For as long as people have believed in heaven and hell, a debate has simmered.

Religion makes people act better, supporters have long maintained. Religion poisons everything, an increasingly vocal—and youthful—minority responds.

Long missing from the discord has been empirical evidence. Until now.

Azim Shariff, assistant professor of psychology and director of the Culture and Morality Laboratory at the UO, explores the evolutionary origins of moral behavior, with a special focus on the positive and negative social consequences of religions and related cultural systems.
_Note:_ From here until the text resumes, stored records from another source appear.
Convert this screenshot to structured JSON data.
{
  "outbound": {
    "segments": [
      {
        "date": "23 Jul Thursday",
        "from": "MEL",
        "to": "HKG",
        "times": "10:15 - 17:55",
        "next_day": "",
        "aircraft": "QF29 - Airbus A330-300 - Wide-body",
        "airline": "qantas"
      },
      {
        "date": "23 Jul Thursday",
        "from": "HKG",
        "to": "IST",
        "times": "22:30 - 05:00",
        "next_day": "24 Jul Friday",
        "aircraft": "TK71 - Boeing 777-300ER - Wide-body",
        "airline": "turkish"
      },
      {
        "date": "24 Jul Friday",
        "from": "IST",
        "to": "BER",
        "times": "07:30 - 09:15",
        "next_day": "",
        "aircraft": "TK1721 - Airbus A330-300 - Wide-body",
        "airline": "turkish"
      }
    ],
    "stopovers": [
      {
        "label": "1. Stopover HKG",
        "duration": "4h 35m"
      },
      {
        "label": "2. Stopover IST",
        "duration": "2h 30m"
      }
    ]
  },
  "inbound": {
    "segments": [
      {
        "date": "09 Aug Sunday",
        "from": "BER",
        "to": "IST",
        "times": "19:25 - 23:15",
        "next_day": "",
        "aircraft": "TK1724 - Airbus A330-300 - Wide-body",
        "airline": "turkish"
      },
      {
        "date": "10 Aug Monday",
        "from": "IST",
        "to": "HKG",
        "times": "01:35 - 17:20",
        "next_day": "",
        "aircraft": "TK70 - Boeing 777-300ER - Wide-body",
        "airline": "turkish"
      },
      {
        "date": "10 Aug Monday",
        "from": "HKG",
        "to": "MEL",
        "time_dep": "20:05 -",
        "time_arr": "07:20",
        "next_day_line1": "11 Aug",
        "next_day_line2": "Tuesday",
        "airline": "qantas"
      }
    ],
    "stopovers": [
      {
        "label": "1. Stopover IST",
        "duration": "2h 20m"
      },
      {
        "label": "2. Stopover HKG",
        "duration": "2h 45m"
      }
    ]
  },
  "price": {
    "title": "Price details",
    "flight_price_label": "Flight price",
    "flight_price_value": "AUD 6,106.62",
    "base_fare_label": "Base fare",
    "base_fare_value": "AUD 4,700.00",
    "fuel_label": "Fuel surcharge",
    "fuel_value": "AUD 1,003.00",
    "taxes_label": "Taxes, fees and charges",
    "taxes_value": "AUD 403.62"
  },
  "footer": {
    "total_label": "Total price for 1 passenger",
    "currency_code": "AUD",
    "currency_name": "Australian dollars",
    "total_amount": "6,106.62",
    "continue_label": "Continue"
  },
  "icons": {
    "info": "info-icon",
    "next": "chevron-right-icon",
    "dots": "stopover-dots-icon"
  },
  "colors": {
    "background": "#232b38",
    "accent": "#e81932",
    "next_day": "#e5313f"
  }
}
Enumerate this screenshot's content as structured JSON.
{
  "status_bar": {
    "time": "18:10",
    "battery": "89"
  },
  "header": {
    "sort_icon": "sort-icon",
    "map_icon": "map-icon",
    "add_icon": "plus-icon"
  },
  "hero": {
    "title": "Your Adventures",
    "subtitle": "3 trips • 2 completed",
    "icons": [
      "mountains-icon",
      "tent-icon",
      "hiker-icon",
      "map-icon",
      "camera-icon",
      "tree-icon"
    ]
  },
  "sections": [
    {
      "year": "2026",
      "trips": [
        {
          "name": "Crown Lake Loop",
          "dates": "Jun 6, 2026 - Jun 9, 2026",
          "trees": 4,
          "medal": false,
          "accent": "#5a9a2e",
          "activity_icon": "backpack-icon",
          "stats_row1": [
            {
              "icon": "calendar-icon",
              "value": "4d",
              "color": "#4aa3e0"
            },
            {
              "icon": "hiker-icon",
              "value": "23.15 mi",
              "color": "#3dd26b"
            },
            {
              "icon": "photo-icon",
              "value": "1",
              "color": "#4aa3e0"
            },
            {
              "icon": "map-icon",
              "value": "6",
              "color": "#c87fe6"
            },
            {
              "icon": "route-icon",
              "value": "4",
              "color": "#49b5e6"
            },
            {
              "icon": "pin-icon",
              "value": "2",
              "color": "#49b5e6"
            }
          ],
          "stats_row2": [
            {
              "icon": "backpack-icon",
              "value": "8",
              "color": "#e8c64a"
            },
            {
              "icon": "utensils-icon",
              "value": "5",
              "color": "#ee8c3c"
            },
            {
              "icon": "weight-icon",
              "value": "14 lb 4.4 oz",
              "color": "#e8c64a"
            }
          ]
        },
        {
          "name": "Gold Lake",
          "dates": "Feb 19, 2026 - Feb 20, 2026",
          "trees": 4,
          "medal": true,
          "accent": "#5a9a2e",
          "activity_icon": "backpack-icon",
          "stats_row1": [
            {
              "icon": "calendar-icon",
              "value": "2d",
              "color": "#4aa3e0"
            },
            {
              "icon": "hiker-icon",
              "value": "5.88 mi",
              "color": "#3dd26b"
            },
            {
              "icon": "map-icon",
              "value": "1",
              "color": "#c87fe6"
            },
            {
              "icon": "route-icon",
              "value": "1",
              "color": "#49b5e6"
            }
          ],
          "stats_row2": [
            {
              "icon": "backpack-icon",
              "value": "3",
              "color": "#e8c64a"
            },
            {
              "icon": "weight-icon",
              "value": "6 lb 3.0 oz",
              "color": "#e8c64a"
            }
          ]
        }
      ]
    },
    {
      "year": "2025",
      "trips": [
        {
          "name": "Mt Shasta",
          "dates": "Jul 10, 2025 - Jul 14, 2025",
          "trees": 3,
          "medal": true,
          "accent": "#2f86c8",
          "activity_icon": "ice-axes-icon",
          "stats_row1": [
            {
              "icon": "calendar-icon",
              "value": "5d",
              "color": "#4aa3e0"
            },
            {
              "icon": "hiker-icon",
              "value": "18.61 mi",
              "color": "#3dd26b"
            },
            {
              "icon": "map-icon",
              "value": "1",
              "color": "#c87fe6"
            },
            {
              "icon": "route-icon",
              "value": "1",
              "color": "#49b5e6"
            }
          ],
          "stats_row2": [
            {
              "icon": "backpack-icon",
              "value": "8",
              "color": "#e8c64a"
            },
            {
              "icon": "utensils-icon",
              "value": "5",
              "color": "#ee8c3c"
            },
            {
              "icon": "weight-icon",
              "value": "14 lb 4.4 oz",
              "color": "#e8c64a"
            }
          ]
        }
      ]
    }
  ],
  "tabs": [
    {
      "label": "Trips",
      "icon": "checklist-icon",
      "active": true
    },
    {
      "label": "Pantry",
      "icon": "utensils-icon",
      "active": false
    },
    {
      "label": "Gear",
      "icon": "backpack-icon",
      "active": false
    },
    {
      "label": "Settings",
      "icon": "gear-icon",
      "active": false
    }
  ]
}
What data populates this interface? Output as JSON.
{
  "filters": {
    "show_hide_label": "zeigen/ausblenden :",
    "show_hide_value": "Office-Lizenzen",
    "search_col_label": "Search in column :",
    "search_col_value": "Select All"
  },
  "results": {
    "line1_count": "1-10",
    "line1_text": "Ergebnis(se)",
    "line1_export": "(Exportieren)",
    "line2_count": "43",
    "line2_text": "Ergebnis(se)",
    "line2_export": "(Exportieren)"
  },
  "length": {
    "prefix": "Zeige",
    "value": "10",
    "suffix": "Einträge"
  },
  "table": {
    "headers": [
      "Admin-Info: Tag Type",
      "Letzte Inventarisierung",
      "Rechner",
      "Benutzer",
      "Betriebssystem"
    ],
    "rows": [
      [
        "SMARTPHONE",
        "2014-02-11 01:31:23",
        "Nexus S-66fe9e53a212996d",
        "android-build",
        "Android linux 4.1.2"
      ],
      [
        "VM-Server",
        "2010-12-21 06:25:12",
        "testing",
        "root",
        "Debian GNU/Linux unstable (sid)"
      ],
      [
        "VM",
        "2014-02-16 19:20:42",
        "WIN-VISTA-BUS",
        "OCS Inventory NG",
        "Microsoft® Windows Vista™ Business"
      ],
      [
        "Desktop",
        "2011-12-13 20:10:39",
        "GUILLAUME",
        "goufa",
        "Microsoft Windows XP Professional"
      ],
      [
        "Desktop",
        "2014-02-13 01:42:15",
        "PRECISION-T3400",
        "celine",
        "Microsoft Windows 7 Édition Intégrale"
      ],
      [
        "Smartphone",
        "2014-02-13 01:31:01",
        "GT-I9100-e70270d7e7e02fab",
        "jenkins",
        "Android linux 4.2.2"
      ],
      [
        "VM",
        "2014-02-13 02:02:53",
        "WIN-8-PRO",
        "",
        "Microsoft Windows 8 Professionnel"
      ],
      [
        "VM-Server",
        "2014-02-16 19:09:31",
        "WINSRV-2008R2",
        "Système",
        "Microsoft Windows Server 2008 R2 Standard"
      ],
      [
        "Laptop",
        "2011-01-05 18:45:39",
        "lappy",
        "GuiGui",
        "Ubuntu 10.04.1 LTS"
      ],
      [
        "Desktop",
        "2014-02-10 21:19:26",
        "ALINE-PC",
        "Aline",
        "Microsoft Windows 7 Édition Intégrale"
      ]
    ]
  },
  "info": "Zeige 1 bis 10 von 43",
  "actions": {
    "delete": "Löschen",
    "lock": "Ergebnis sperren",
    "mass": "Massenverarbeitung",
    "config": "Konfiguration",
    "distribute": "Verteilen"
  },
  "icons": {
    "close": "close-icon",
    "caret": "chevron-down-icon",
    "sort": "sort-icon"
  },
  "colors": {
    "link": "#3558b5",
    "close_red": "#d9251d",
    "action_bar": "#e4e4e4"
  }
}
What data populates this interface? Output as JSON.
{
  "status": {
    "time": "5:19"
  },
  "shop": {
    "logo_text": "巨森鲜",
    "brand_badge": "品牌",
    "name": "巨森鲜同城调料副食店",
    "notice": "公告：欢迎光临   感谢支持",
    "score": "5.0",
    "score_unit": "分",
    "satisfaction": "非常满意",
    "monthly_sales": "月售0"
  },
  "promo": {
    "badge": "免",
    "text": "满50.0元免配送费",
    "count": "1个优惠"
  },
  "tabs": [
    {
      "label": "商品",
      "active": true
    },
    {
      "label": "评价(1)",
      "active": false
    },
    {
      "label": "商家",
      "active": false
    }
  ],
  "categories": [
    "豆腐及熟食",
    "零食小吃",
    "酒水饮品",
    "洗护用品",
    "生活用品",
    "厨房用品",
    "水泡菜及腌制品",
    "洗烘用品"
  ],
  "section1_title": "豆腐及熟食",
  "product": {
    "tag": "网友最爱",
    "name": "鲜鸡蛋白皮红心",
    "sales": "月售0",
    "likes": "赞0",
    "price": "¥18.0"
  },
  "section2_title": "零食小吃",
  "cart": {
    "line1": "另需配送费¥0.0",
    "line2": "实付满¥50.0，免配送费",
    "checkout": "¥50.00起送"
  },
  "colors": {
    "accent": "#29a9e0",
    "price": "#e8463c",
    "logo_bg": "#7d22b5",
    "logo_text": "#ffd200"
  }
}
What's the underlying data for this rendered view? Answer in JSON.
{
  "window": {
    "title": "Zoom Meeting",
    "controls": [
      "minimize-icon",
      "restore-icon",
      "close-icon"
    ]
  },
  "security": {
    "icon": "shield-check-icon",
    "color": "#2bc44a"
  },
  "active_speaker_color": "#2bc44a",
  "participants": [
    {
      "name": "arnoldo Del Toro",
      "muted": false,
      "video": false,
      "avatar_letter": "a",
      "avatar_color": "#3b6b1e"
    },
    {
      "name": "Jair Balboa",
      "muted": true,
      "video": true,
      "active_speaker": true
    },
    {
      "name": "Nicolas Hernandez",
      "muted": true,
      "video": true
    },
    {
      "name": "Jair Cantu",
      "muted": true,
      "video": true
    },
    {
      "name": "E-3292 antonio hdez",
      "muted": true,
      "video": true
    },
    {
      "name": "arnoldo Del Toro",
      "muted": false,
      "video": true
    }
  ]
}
As psychology has developed tools such as “unconscious priming” to build carefully controlled experiments to measure the psychological impact of religion, he has delved deeply into religion’s influence on generosity, honesty, prejudice and conflict. (Unconscious priming is the use of stimuli to trigger specific thoughts in the unconscious mind, Shariff explained.)

“We need data,” Shariff said. “The main thing I’ve tried to do with my work is add data to the discussion.”

In 2011, Shariff and Ara Norenzayan of the University of British Columbia upended the landscape of accepted religious theory with the first empirical paper to establish an important behavioral divergence between belief in a benevolent God versus belief in a malevolent one.

Belief in God has long been held to encourage moral behavior; Shariff and Norenzayan showed, however, that much depends on God’s temperament— specifically, they found that belief in a vengeful, even angry God was the critical factor. In two studies of 40 to 60 undergraduate students, belief in God did not accurately predict the propensity to cheat but viewing God specifically as punishing and less-loving was consistently associated with lower levels of cheating.

“When it comes to deterring transgressions in anonymous situations,” Shariff said, “the divine stick appears to hold considerably more power that the divine carrot.”

Shariff made an even bigger splash last year when he turned to international data on crime.

Using statistics from the United Nations Office on Drugs and Crime and international surveys of religious beliefs, Shariff and Mijke Rhemtulla of the University of Kansas conducted a comprehensive analysis of twenty-six years of data involving 143,197 people in sixty-seven countries.

Their study, which appeared in the Public Library of Science journal PLoS ONE and was quickly picked up by mainstream media, found that criminal activity is lower in societies where people’s religious beliefs contain a strong punitive component versus locations where religious beliefs are more benevolent.

Indeed, a country where many more people believe in heaven than in hell is likely to have a much higher crime rate than one where these beliefs are about equal. These effects held true when statistically controlling for other cross-national differences such as levels of wealth and inequality.

The discovery supported a growing body of evidence that supernatural punishment emerged as an effective cultural innovation to encourage ethical behavior. Harvard University researchers found in 2003, for example, that gross domestic product was higher in developed countries when people believed in hell more than they did in heaven.

“At this stage, we can only speculate,” Shariff said, “but it’s possible that people who don’t believe in the possibility of punishment in the afterlife feel like they can get away with unethical behavior. There is less of a divine deterrent, and perhaps even a bit of a divine license.”

So what’s the point of heaven?

Shariff’s latest conquest is answering why heaven survives as a religious concept, if not to encourage clean living. Using Gallup World Poll data, he’s found that the degree to which more people in a nation believe in heaven versus those who believe in hell strongly predicts the nation’s global rank on happiness—even how good people feel on a given day. Colombians, for example, scored high for happiness and belief in heaven; Tanzanians landed on the other end of the spectrum. Again, these comparisons statistically control for other economic or social differences between the countries.

“Whereas hell exists to make people act good, heaven exists to make people feel good,” Shariff said. “We’re studying that and trying to see if the data support it.”